- Directed by: Georges Méliès
- Starring: Georges Méliès
- Production company: Star Film Company
- Release date: 1903;
- Country: France
- Language: Silent

= A Spiritualistic Photographer =

1903 film directed by Georges Méliès

A surviving print of the film

A Spiritualistic Photographer (Le Portrait spirite) is a 1903 French silent trick film directed by Georges Méliès. It was released by Méliès's Star Film Company and is numbered 477–478 in its catalogues.

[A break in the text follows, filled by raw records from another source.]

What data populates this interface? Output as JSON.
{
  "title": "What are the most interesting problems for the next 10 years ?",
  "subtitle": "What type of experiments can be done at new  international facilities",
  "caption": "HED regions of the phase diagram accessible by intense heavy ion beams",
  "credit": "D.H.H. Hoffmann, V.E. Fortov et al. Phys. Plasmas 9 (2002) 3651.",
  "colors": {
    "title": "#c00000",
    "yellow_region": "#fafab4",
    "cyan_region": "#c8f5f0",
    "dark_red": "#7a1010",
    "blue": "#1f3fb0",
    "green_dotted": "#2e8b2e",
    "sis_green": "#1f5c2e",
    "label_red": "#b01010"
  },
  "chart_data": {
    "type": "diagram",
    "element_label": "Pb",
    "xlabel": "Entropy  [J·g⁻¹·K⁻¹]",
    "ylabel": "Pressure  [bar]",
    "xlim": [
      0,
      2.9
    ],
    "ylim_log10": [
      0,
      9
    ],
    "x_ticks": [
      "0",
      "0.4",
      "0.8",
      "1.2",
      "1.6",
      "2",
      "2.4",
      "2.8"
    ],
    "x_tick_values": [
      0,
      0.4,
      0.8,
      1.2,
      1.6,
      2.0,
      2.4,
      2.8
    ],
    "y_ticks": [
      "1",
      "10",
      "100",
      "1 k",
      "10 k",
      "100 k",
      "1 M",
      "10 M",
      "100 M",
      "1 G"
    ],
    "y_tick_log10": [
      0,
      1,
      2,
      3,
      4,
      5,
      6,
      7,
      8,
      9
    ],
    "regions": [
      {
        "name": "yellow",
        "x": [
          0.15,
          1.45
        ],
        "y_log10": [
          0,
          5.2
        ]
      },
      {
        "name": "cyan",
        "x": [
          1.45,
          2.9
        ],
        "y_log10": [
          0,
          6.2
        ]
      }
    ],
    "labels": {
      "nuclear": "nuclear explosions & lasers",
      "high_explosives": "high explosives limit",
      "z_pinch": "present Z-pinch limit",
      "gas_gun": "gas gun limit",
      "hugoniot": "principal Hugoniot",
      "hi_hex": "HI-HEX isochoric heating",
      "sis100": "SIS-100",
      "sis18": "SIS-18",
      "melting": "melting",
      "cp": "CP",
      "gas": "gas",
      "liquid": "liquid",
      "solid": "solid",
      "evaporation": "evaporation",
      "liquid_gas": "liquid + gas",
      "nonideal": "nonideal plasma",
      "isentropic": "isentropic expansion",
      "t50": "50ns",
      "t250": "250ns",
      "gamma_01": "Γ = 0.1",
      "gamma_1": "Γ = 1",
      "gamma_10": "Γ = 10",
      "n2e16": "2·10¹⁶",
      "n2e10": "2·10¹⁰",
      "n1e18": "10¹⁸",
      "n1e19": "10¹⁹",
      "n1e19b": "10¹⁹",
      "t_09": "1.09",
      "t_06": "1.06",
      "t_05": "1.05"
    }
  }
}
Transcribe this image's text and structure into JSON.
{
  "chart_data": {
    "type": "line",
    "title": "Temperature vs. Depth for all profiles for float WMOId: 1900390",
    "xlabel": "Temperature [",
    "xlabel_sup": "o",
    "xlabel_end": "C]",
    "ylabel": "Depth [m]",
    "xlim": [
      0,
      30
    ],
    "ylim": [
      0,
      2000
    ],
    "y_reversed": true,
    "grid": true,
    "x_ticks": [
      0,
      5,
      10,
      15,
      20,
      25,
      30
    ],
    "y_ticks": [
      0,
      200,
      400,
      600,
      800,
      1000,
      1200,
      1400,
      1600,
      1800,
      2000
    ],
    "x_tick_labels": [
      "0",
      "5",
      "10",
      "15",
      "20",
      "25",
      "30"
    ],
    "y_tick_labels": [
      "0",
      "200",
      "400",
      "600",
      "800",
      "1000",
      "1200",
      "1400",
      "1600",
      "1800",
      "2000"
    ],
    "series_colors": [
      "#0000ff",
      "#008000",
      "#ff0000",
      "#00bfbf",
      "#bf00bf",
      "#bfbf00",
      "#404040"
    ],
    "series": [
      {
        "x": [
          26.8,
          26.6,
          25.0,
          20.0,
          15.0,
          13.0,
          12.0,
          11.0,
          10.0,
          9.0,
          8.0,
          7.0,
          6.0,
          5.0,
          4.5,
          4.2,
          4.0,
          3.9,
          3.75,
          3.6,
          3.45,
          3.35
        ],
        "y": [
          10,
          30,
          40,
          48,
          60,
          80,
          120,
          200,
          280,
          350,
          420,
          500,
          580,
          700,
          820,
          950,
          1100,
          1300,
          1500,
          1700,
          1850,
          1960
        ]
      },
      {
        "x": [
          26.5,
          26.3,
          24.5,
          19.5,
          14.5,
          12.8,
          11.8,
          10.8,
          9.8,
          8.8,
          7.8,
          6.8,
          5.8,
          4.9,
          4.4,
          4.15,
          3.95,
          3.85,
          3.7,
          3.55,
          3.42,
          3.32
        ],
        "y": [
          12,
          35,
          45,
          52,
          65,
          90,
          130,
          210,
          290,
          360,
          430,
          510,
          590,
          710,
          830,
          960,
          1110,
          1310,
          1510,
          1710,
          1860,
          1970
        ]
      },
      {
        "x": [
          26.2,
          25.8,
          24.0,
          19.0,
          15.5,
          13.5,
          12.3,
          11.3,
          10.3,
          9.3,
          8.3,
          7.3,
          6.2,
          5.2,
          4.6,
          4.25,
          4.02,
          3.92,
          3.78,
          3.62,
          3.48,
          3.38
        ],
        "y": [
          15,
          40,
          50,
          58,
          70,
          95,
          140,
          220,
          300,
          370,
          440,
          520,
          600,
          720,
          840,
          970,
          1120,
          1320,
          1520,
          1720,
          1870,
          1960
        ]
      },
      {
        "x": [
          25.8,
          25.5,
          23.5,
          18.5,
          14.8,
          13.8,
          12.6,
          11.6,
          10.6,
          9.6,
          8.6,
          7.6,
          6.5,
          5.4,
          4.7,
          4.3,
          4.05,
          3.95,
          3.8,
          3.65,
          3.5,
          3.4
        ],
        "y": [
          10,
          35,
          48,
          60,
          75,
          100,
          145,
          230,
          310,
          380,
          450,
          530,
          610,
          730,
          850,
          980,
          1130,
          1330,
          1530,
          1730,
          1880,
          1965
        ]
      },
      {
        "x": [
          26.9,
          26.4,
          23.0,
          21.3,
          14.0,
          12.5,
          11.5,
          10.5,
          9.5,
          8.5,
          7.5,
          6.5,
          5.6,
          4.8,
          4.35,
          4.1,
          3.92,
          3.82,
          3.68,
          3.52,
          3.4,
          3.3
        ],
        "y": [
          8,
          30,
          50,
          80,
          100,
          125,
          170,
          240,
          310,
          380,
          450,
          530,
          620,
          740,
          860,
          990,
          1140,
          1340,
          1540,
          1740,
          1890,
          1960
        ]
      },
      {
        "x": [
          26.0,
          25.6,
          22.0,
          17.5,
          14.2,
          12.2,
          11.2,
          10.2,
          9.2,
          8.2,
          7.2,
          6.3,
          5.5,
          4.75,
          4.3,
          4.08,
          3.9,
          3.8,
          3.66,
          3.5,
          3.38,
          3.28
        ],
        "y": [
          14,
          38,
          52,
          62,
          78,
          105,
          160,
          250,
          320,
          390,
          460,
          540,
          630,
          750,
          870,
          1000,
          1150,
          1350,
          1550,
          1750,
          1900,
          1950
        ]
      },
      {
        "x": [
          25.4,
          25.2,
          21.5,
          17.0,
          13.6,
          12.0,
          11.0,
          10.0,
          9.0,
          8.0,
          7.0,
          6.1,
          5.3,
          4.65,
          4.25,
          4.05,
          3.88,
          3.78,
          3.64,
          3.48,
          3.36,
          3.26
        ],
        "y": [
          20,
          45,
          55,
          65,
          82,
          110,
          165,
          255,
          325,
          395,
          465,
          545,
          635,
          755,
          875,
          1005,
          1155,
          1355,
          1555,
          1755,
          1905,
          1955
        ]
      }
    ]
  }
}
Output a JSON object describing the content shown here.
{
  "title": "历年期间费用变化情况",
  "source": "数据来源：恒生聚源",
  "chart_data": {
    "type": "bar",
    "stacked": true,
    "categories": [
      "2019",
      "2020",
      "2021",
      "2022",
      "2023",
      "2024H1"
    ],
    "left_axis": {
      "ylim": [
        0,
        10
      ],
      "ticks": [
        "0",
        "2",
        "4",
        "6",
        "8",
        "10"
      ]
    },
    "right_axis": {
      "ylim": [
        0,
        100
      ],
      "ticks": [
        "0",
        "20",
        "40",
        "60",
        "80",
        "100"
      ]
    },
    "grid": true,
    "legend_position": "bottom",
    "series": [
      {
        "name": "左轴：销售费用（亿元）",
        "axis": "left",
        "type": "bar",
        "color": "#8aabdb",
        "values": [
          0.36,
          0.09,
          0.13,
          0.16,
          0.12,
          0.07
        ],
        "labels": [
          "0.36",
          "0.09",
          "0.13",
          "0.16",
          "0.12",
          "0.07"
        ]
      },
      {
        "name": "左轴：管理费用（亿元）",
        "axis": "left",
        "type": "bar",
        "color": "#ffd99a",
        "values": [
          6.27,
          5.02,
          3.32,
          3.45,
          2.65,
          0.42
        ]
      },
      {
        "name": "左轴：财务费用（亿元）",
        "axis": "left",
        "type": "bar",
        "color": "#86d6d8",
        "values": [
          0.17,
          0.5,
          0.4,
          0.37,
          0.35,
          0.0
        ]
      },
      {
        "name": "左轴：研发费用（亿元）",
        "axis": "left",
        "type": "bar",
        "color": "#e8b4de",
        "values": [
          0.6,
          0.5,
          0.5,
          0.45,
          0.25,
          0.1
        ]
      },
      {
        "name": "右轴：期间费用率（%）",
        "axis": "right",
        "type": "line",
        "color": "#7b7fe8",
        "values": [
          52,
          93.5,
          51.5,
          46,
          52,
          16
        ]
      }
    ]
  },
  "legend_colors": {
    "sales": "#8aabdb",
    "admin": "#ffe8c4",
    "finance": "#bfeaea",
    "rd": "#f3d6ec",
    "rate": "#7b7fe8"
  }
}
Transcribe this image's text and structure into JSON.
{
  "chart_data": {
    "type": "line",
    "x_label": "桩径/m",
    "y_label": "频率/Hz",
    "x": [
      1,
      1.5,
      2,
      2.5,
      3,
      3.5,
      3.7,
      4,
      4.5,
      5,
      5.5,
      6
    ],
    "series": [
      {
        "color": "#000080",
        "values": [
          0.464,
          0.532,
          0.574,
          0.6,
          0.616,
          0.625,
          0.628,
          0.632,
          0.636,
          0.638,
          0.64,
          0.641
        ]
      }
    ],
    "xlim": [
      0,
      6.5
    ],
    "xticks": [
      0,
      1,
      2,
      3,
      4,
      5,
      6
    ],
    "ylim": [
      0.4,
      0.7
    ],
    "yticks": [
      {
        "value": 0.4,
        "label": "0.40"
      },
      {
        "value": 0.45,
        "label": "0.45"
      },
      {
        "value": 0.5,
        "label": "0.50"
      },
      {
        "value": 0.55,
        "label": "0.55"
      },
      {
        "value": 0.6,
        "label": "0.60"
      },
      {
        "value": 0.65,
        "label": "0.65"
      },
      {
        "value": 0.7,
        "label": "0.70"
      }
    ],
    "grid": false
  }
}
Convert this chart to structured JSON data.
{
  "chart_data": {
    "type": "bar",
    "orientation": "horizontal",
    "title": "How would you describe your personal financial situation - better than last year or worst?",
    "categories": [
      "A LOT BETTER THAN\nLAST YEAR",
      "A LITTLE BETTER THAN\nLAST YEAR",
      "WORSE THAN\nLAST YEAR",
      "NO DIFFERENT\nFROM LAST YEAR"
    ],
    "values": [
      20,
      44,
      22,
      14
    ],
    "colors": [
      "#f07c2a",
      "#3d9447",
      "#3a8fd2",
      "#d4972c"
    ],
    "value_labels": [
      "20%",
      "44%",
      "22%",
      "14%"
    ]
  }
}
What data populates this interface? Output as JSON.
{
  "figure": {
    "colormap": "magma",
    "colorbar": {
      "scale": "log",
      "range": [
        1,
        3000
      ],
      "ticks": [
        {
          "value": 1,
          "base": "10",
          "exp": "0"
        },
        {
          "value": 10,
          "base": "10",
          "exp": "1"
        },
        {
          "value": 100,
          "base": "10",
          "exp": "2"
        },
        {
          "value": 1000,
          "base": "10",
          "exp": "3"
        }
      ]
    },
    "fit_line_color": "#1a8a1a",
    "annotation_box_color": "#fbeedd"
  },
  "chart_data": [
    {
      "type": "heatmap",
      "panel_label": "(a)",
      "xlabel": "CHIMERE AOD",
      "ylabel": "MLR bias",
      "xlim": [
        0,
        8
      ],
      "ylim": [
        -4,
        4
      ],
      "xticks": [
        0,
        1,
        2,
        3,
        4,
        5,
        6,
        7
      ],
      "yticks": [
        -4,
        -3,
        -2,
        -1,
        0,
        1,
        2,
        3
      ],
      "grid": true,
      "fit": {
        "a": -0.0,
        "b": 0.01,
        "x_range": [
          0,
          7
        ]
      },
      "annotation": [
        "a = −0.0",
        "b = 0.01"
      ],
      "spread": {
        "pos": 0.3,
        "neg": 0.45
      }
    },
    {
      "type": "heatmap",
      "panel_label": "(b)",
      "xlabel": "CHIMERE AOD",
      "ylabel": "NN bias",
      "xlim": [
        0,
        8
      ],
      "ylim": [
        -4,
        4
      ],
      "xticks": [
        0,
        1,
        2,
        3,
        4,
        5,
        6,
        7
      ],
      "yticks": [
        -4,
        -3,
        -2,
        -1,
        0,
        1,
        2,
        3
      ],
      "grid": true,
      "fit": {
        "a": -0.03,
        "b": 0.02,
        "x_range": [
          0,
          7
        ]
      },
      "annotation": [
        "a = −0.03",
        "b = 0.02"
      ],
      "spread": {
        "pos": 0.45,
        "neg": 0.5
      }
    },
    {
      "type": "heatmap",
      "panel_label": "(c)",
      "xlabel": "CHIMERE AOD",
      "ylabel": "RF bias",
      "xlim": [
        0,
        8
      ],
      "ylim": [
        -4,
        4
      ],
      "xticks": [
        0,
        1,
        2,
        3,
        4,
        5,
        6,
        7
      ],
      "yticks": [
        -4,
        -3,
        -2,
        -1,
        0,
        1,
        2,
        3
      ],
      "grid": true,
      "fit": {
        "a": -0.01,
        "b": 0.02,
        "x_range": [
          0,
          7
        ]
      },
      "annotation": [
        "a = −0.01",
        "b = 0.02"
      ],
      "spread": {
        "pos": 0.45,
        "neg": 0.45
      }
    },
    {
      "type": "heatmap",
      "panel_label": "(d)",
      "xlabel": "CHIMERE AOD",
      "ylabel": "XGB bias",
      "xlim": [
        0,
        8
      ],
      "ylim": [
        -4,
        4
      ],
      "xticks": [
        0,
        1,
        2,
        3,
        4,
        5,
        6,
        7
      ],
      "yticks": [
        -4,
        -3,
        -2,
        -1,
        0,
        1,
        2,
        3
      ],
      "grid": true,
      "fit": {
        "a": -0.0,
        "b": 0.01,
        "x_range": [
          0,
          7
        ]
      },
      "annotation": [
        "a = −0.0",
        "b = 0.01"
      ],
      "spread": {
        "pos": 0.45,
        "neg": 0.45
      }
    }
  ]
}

The film parodies the faked images of ghosts created by Spiritualist mediums; Méliès, a fervent critic of Spiritualism, here uses it as an opportunity to show off a new special effect, a transformation created with a dissolve on a white background. Stage magic tricks featuring a similarly mocking attitude toward Spiritualism were often performed in the French fairgrounds for which Méliès produced many of his films. The film's concept can be seen as the reverse of those in Méliès's films The Living Playing Cards and The Lilliputian Minuet; in those films, living people come out of portraits, while in this case the portrait comes second.

Méliès appears in the film as the magician. The gilded setting and stools used here reappear in several of his other films. The special effects were created with pyrotechnics, substitution splices, dissolves, and multiple exposures.

The film survives in the form of a 35mm paper print.